I più apocalittici dicono che l’intelligenza artificiale cancellerà il lavoro, poi l’economia, e pian piano tutto il resto. Elon Musk ha detto che entro una decina d’anni vivremo in un mondo in cui le macchine faranno tutto e gli uomini niente, o qualcosa del genere. Nel frattempo, seguendo percorsi meno nefasti, possiamo essere sicuri che l’intelligenza artificiale cambierà il lavoro. Anzi, ha già iniziato a farlo.

Negli ultimi anni si sono trasformate molte mansioni, sono state ridisegnate le gerarchie dentro le aziende, quindi anche le competenze richieste sul mercato. E come sempre accade in queste transizioni, bisogna trovare il modo per accompagnare i lavoratori, per dargli gli strumenti per passare da un lavoro all’altro quando quello che fanno oggi cambierà abbastanza da non essere più lo stesso lavoro.

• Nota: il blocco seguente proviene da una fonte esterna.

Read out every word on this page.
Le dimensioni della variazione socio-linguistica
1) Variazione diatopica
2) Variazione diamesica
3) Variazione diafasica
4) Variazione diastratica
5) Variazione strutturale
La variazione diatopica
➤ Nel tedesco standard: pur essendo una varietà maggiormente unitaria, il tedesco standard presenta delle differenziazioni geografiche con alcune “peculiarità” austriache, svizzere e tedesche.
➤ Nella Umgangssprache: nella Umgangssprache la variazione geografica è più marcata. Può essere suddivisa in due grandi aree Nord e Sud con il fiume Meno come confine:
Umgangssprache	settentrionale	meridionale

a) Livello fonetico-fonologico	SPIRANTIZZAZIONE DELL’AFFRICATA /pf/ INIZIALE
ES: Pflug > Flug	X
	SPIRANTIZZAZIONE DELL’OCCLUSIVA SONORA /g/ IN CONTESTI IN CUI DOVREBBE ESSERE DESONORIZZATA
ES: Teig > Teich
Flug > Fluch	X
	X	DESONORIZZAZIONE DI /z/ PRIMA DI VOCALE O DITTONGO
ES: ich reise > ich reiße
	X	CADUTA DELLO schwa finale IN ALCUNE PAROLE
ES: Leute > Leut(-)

È una domanda che si sta ponendo per primo il mercato americano, dove l’adozione dell’intelligenza artificiale è più avanzata e dove sono già comparsi i primi esperimenti su larga scala di retraining. Ma non è un problema solo americano. È una delle questioni che nei prossimi anni riguarderanno il mercato del lavoro europeo e, più in generale, tutte le economie che stanno incorporando l’IA. La formazione dei lavoratori è la risposta più intuitiva, ma potrebbe non bastare. «Sicuramente è un elemento importante, ma non è l’unico», dice Andrea Garnero, economista dell’Ocse. I programmi di riqualificazione professionale possono funzionare, spiega a Linkiesta, ma richiedono tempo: «Non possono essere l’unica risposta soprattutto di fronte a una fase di disruption molto forte e molto veloce».